If I were putting government procedure on a blockchain, I'd want something stronger than SHA1 for the edges.
What? Why?
Because it's outdated and not fit for use in adversarial contexts: https://security.googleblog.com/2017/02/announcing-first-sha...
Most git repos are not adversarial, so they get away with using it. A malicious commit which put a loop or a fork in your commit history would just be rejected--if not by the software, then by the maintainer.
But if you're tracking the state of some legal procedure in congress or whatever, you really don't want anybody playing games with history, since presumably it would determine important societal outcomes like whether a bill became law.

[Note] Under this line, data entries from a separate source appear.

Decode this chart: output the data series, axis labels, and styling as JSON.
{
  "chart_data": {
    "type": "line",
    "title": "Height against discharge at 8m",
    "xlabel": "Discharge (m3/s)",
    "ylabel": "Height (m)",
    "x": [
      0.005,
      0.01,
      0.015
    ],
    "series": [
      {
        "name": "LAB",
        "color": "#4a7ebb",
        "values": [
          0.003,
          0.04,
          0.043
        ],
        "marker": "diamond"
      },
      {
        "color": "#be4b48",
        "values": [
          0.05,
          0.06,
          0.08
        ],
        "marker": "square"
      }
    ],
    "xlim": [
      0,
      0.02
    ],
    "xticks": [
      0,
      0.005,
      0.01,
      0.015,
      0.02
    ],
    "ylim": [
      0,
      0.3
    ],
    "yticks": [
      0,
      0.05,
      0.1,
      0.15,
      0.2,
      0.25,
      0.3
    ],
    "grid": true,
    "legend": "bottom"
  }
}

I thought the explanation was that SHA1 collision attacks on git repositories weren’t feasible, not that we don’t care about people sneaking things into our git repositories.
I did a bit of research (landed here: https://marc.info/?l=git&m=115678778717621&w=2). It's not that
> we don’t care about people sneaking things into our git repositories
But rather that in the event of a collision, git would not sneak the attacker's malicious code into your repo. The best such an attacker can expect to achieve is to create confusion. In a project-maintainer scenario, that probably just means rejecting the PR--hardly an outcome that would justify spending the money on the hash collision in the first place.
In a we're-voting-on-whether-or-not-to-change-the-law scenario, confusion about the outcome of the vote could have dire enough consequences that an adversary might indeed care enough to bother with the calculation.
That's not to say that this is the only way in which git would be a bad choice, it's just the first that came to mind.